17. vidarh ◴[05 Nov 14 09:46 UTC] No.8561106{4}[source]▶

>>8560875 #

That first link is almost all about language semantics, not parsing issues.

As for your example, I'll be solomonic and say that you and Joe are right, of sorts (though I do think it'd be more than an afternoon).

It's certainly far more than a days work if you handwrite a lexer and parser that does the amount of additional work that yours do (AST construction; a lot of error reporting and sanity checking). But you can get very far with C very quickly if you use parser generation tools and have prior experience writing compilers and your goal is "just" to get something to parse it as quickly as possible - it's a tiny language.

Of course, in practice most real compilers don't use these parser-generation tools exactly because things like proper error reporting etc. is far harder, and a simple recursive descent parser is so much easier to work with.

18. JoeAltmaier ◴[05 Nov 14 12:30 UTC] No.8561477{11}[source]▶

>>8561086 #

Right but by then the rule matching has been done - now you're writing code to distinguish rules instead of code to handle rules.

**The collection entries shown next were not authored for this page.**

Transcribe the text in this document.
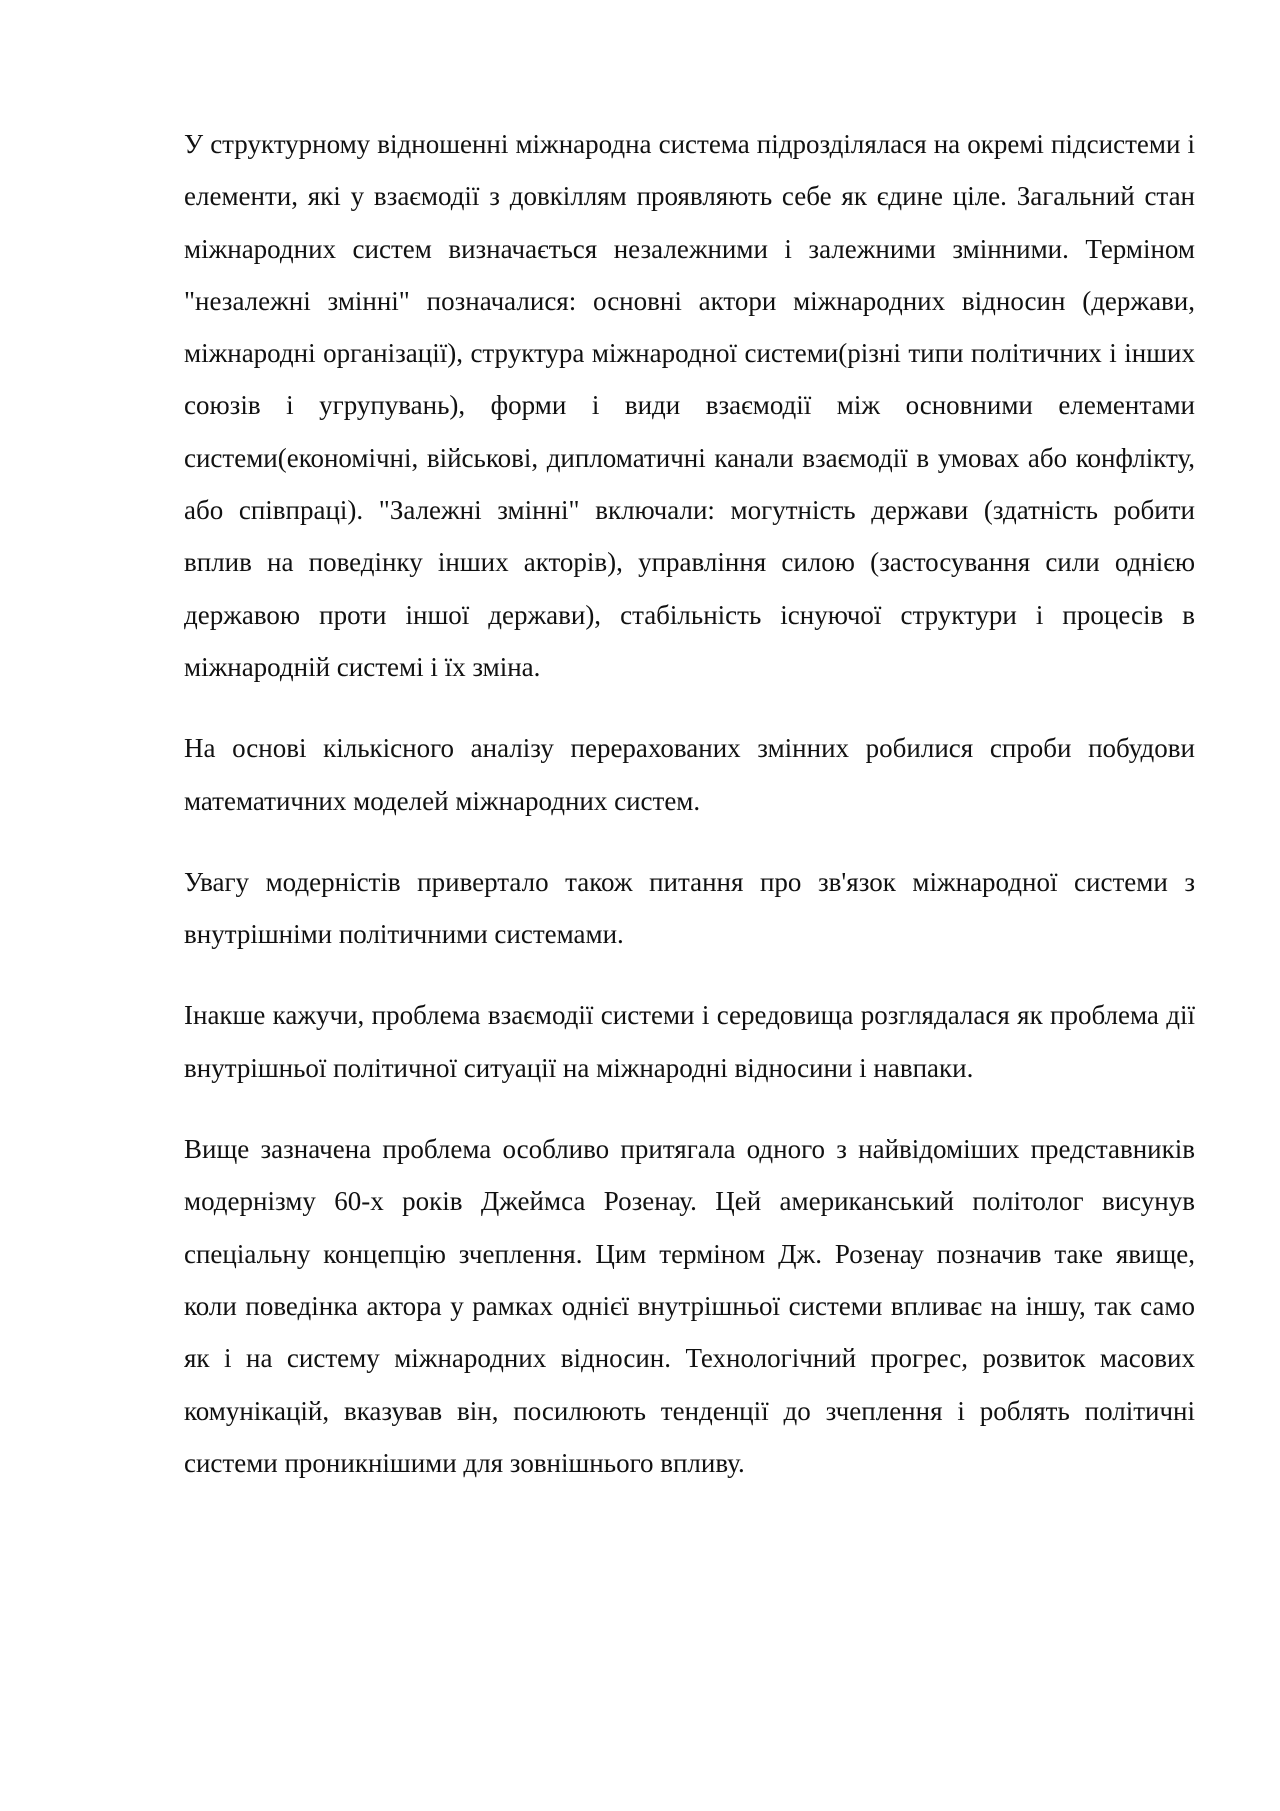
У структурному відношенні міжнародна система підрозділялася на окремі підсистеми і елементи, які у взаємодії з довкіллям проявляють себе як єдине ціле. Загальний стан міжнародних систем визначається незалежними і залежними змінними. Терміном "незалежні змінні" позначалися: основні актори міжнародних відносин (держави, міжнародні організації), структура міжнародної системи(різні типи політичних і інших союзів і угрупувань), форми і види взаємодії між основними елементами системи(економічні, військові, дипломатичні канали взаємодії в умовах або конфлікту, або співпраці). "Залежні змінні" включали: могутність держави (здатність робити вплив на поведінку інших акторів), управління силою (застосування сили однією державою проти іншої держави), стабільність існуючої структури і процесів в міжнародній системі і їх зміна.

На основі кількісного аналізу перерахованих змінних робилися спроби побудови математичних моделей міжнародних систем.

Увагу модерністів привертало також питання про зв'язок міжнародної системи з внутрішніми політичними системами.

Інакше кажучи, проблема взаємодії системи і середовища розглядалася як проблема дії внутрішньої політичної ситуації на міжнародні відносини і навпаки.

Вище зазначена проблема особливо притягала одного з найвідоміших представників модернізму 60-х років Джеймса Розенау. Цей американський політолог висунув спеціальну концепцію зчеплення. Цим терміном Дж. Розенау позначив таке явище, коли поведінка актора у рамках однієї внутрішньої системи впливає на іншу, так само як і на систему міжнародних відносин. Технологічний прогрес, розвиток масових комунікацій, вказував він, посилюють тенденції до зчеплення і роблять політичні системи проникнішими для зовнішнього впливу.
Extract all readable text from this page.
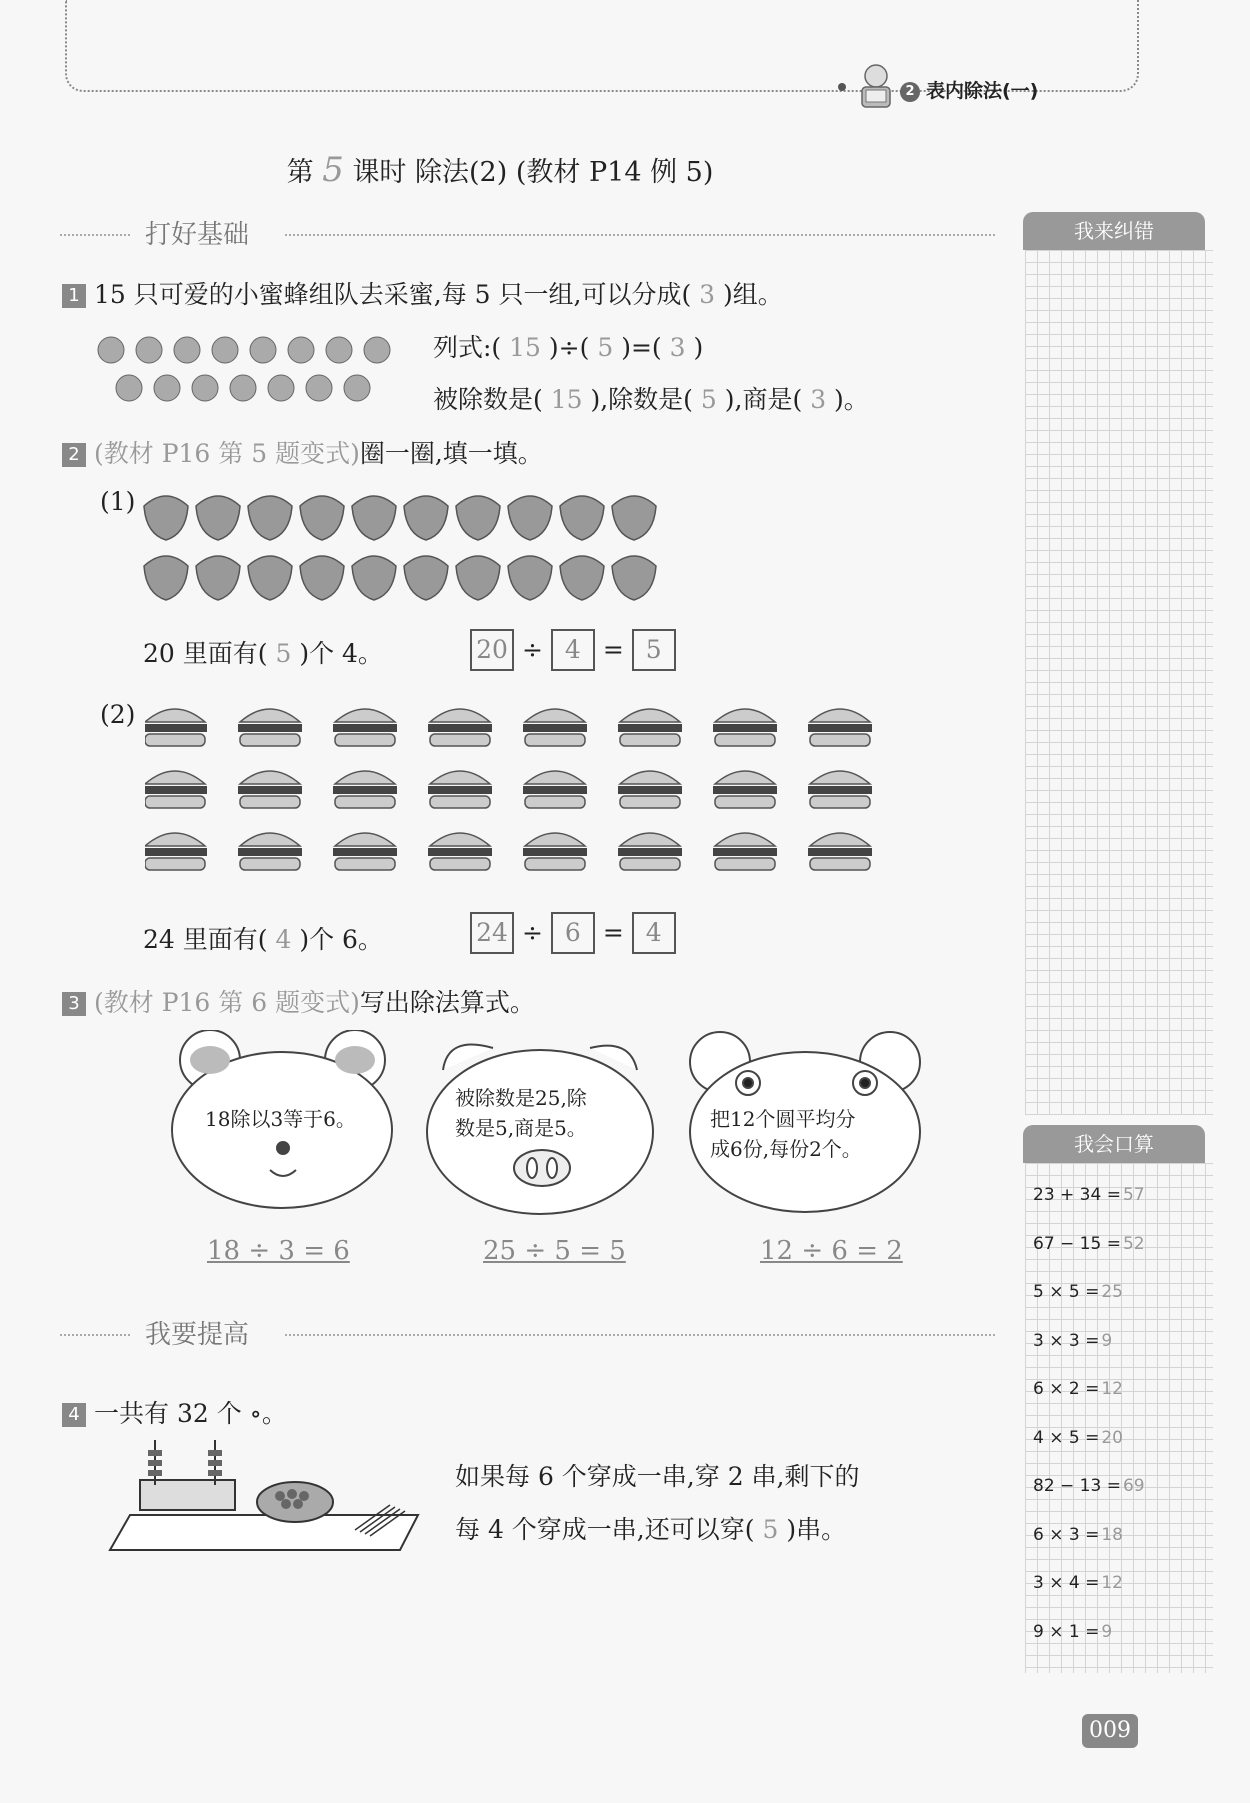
2 表内除法(一)
第 5 课时 除法(2) (教材 P14 例 5)
打好基础	我来纠错
我会口算
23 + 34 = 57
67 − 15 = 52
5 × 5 = 25
3 × 3 = 9
6 × 2 = 12
4 × 5 = 20
82 − 13 = 69
6 × 3 = 18
3 × 4 = 12
9 × 1 = 9
1 15 只可爱的小蜜蜂组队去采蜜,每 5 只一组,可以分成( 3 )组。
列式:( 15 )÷( 5 )=( 3 )
被除数是( 15 ),除数是( 5 ),商是( 3 )。
2 (教材 P16 第 5 题变式)圈一圈,填一填。
(1)
20 里面有( 5 )个 4。	20 ÷ 4 = 5
(2)
24 里面有( 4 )个 6。	24 ÷ 6 = 4
3 (教材 P16 第 6 题变式)写出除法算式。
18除以3等于6。
被除数是25,除
数是5,商是5。	把12个圆平均分
成6份,每份2个。
18 ÷ 3 = 6	25 ÷ 5 = 5	12 ÷ 6 = 2
我要提高
4 一共有 32 个 ∘。
如果每 6 个穿成一串,穿 2 串,剩下的
每 4 个穿成一串,还可以穿( 5 )串。
009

The advantage of a parser tool is, it makes the language constructs explicit in the code - here be assignment, here be for() etc. That has some value.

19. JoeAltmaier ◴[05 Nov 14 19:15 UTC] No.8563641{11}[source]▶

>>8561086 #

And what are the alternatives? I've always wanted a parser object (in C++ anyway) that I can add constructions to, feed it scanner output and have it build a symbol table and semantic tree. Does such a thing exist?